How much practice time should you spend on putting? If 40% of golf is putting, then in theory, 20% of your practice time should be spent on the putting process.
Steps in the putting process
At least half the outcome of a putt is determined by the quality of the putting process. Ideally, the putting process includes the following steps:
- Reading the green
- Lining up the ball
- Getting a feel for the pace of the needed stroke
- Lining up
- Rolling the ball towards the hole
To practice your process, take a phased approach that follows the sequence of these steps.
1. First, practice observing the green
Practice observing the slope of the green.

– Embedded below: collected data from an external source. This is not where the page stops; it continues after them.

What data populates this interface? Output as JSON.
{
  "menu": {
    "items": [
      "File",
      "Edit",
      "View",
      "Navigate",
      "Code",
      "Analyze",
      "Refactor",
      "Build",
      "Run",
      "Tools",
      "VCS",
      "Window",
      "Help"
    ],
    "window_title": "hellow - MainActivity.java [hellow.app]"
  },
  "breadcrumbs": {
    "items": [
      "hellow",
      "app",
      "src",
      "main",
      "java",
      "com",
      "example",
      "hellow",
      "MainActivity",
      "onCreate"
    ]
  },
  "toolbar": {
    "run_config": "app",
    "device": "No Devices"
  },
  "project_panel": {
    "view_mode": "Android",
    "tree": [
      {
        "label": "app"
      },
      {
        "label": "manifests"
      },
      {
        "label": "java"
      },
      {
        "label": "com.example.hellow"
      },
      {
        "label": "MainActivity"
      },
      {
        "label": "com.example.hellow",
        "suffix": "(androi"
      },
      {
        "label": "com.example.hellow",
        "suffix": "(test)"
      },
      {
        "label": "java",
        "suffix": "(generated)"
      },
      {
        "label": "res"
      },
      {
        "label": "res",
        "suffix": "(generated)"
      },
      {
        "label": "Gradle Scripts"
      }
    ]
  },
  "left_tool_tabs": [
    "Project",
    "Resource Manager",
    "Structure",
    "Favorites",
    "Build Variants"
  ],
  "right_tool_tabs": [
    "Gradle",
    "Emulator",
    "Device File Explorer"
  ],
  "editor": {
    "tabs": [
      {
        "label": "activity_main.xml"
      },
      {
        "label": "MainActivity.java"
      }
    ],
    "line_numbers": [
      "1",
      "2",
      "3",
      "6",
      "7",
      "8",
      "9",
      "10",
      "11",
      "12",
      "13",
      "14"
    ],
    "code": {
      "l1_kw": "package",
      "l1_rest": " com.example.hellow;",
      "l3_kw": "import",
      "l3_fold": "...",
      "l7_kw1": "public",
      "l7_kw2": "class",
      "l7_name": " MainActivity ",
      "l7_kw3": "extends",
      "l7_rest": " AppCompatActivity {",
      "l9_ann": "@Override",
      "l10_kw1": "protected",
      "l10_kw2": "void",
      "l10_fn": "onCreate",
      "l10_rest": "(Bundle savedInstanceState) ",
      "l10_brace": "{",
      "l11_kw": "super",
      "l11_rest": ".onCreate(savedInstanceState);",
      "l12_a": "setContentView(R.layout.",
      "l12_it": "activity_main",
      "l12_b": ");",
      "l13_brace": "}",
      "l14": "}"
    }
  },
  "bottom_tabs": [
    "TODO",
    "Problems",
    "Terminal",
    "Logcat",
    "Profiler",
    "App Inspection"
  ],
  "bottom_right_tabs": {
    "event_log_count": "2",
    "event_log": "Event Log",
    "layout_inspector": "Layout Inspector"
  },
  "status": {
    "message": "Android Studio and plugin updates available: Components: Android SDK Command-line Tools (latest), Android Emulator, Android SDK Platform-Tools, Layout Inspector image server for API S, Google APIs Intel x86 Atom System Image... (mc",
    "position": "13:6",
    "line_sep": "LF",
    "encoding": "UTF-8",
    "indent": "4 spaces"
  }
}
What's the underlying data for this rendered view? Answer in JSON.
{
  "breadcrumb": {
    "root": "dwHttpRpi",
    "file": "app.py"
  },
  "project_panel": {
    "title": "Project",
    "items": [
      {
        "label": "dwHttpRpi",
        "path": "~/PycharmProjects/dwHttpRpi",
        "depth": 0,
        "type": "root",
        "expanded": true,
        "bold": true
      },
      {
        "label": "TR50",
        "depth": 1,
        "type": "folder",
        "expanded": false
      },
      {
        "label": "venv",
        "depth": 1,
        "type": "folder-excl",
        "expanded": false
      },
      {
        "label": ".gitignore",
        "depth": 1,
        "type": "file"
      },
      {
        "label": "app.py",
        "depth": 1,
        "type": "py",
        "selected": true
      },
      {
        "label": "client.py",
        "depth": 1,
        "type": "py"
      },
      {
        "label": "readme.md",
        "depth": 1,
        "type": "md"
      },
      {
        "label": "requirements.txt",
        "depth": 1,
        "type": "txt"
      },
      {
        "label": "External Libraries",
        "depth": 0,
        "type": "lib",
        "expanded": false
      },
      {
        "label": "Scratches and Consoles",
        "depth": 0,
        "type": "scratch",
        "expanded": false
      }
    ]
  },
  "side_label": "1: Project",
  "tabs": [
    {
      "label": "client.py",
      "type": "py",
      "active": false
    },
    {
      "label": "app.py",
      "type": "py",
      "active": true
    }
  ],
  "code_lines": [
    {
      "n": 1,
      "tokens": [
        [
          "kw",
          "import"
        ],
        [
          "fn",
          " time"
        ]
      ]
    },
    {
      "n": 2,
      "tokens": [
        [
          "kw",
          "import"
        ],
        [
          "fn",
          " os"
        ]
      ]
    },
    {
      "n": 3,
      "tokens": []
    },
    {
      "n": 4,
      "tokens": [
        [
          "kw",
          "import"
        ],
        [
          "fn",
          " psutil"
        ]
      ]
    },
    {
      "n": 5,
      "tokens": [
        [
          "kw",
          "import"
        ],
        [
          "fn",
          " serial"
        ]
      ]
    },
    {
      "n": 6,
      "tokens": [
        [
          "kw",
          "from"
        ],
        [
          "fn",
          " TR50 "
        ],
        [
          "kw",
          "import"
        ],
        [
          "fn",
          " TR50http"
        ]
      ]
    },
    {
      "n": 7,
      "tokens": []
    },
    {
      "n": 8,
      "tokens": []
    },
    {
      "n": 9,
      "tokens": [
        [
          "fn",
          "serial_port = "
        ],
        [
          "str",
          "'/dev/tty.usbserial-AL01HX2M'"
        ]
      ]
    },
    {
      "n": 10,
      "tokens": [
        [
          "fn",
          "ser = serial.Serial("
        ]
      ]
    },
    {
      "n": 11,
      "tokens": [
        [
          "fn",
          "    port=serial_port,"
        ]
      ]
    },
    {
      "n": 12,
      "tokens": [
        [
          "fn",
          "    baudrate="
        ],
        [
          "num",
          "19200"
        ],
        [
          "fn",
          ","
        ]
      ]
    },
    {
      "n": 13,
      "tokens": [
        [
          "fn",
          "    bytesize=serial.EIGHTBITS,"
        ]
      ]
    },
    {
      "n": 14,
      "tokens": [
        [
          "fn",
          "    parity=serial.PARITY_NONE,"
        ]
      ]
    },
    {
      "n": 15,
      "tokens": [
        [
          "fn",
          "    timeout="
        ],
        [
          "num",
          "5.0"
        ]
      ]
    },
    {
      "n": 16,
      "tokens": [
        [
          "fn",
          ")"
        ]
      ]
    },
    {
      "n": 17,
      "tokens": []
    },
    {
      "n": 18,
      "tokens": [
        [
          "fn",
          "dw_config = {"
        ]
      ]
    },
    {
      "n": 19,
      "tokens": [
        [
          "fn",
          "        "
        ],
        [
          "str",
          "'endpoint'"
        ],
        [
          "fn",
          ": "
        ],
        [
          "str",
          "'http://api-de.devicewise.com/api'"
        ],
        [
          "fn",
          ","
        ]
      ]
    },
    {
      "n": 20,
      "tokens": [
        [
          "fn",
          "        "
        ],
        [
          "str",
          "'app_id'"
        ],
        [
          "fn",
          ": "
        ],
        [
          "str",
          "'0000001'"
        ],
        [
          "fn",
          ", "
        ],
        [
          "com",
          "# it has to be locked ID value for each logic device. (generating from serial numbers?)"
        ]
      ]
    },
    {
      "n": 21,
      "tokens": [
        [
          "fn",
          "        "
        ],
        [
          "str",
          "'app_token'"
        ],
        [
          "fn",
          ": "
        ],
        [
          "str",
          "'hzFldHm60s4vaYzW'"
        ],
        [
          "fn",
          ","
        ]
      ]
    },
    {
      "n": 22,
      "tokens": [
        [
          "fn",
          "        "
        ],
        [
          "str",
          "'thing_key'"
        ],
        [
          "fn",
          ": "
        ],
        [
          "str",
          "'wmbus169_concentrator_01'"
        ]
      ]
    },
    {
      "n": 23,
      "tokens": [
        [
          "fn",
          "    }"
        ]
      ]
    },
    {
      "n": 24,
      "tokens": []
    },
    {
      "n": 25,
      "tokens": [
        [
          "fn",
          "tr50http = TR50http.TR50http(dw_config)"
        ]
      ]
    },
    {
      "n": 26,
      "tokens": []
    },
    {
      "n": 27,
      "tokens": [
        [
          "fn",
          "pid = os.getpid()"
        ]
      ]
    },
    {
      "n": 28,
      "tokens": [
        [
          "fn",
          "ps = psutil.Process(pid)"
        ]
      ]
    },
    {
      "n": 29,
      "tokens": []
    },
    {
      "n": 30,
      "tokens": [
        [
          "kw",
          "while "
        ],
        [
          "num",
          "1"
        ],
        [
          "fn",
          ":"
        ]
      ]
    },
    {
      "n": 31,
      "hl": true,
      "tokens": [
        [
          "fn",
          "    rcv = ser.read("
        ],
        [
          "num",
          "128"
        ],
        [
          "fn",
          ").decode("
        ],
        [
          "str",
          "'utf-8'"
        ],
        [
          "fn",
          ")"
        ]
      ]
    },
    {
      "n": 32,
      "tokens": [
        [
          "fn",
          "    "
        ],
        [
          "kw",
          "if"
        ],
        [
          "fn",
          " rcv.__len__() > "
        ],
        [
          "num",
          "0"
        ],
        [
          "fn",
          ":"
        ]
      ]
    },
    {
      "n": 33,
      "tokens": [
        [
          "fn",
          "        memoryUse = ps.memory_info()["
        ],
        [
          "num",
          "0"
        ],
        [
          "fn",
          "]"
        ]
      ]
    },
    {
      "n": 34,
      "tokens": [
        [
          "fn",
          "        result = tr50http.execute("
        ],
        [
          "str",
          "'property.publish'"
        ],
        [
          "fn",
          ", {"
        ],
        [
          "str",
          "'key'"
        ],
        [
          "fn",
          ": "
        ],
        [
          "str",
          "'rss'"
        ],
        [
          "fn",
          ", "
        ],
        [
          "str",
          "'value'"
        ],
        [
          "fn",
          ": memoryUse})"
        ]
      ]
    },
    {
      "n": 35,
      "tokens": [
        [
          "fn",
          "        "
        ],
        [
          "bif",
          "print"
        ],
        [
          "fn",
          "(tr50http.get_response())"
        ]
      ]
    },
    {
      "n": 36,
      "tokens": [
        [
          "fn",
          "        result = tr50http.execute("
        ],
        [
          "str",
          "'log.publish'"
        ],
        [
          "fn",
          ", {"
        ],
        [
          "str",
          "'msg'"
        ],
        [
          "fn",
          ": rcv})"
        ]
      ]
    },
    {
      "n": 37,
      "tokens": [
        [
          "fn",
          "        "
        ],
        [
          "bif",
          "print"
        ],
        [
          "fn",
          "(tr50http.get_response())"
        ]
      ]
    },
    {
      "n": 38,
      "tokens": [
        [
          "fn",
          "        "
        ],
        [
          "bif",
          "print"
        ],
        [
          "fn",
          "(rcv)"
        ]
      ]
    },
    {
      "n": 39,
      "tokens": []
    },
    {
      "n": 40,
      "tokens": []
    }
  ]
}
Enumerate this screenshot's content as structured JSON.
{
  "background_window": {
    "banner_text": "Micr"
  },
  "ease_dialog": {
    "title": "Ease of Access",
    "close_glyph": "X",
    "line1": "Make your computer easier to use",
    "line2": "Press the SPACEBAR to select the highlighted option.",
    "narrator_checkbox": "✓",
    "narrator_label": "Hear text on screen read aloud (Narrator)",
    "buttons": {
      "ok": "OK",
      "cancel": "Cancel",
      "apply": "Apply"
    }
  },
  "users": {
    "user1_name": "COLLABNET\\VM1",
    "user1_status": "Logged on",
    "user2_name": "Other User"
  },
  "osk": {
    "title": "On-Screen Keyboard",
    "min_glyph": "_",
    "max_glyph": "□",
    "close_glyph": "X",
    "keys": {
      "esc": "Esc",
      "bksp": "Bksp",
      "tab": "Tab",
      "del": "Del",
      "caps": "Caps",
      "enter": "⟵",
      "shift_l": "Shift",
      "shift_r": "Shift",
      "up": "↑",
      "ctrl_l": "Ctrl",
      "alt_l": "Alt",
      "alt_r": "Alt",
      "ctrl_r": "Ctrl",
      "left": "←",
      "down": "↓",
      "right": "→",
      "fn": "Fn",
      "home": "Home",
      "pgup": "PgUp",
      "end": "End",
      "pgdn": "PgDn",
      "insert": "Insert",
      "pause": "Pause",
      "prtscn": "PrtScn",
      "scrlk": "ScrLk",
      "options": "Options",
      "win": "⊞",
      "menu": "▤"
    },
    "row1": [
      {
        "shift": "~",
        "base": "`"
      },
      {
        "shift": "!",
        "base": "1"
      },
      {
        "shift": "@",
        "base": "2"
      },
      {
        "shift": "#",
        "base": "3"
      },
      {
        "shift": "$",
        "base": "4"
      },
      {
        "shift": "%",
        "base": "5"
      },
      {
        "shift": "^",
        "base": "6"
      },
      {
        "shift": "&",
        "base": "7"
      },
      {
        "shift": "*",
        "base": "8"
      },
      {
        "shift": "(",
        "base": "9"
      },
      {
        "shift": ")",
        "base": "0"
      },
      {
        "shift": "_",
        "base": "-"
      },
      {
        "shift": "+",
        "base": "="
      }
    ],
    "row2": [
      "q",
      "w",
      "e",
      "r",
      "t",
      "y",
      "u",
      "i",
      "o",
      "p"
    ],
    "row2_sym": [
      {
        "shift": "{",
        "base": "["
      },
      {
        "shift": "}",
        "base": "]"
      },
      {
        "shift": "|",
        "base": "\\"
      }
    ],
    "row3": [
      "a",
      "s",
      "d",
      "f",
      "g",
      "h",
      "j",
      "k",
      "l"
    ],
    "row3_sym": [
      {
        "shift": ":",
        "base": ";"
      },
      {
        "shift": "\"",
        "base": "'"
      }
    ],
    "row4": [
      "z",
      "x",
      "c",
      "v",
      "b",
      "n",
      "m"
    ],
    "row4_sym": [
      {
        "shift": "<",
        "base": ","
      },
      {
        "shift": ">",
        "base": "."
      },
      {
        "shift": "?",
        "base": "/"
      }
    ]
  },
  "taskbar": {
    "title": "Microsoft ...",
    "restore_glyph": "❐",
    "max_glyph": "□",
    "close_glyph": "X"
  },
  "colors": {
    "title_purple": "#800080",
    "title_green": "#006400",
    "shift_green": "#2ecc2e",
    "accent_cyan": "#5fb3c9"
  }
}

This includes the surrounding area, and even beyond the green. Look at the length of the grass and the direction it’s growing—the grain. Is there moisture on the green from morning dew or a recent rainfall? Does the green feel soft or firm? These observation skills develop with time, and practice.
2. Now practice lining up
Practice lining up the golf ball and stepping back to confirm. This will help you become more proficient, and ultimately, can lessen the time pressure you feel when putting. Once the putt has been read and the ball is lined up, get a feel for the pace of the putt.
3. Finally, practice lining up and swinging
Last but not least is lining up the putter and then swinging the putter. Working with a training aid such as an Eyeline mirror or laser to get feedback on putter face alignment can be very helpful.
Every step in the putting process has a deliberate purpose. Once you’ve mastered these steps you will own your routine and greatly increase your chance of success.